Wendy, who said she identifies as a conservative, believes that Romney can deliver what she called “open change.”
“We’ll get real answers,” said Wendy.
“We need somebody honest. With Obama it’ll be more of the same. I’m tired of cool.”
Further, “Romney best represents the middle, a balanced viewpoint,” she said.
Pete added, “I’m certainly not a democrat.”
Neighbors they know also post their support for the Republican. But Wendy did say she’s experienced how polarizing the election has become.
“It’s caused tension. It’s caused division,” she added.
Alonzo Jordan of Franklin, visiting people in Southampton County, said he voted for Obama four years ago, and will support him again. Those friends and their neighbors also had signs in their yards for the president and his running mate, Joe Biden.
“We’re better off staying with him,” said Jordan. “Romney’s got some good points, but I’m just not familiar with him. I’d rather stay with a sure thing.”
He feels life for him is “pretty much the same” as it was four years ago.

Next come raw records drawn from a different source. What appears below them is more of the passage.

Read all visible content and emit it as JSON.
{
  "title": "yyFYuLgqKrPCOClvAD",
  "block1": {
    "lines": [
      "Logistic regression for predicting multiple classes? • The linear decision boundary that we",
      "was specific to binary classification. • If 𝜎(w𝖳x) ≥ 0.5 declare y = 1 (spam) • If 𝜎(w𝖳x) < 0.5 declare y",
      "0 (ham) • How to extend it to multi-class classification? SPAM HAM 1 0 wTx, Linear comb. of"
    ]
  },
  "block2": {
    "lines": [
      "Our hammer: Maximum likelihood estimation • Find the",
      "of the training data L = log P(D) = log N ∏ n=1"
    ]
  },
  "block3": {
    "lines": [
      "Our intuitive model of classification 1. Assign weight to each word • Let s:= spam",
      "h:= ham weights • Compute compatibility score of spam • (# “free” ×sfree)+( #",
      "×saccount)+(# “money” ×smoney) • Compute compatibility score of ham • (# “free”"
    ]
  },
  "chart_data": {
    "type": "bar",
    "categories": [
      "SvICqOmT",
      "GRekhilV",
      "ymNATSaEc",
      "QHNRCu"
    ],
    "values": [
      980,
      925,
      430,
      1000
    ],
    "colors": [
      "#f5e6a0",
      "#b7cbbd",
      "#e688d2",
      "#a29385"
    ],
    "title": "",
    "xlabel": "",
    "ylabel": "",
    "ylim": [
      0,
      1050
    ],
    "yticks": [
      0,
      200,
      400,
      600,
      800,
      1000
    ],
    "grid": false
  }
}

“It’s improved a little bit,” Jordan said, adding that his salary went up a couple of years ago when he took on additional work as a certified nurse’s aide at Courtland Health and Rehabilitation Center.
Asked whether he thinks he’s living the American dream, Jordan said, “Pretty much so.”
Linda Mitchell, who identifies herself as a “lifelong Republican,” is most concerned about the economy, jobs and “getting people off welfare. Also, we’ve got to take care of our troops,” said Mitchell, who works as a custodian for the county.
“I’m glad I have what I have. It’s not easy, but…,” she said.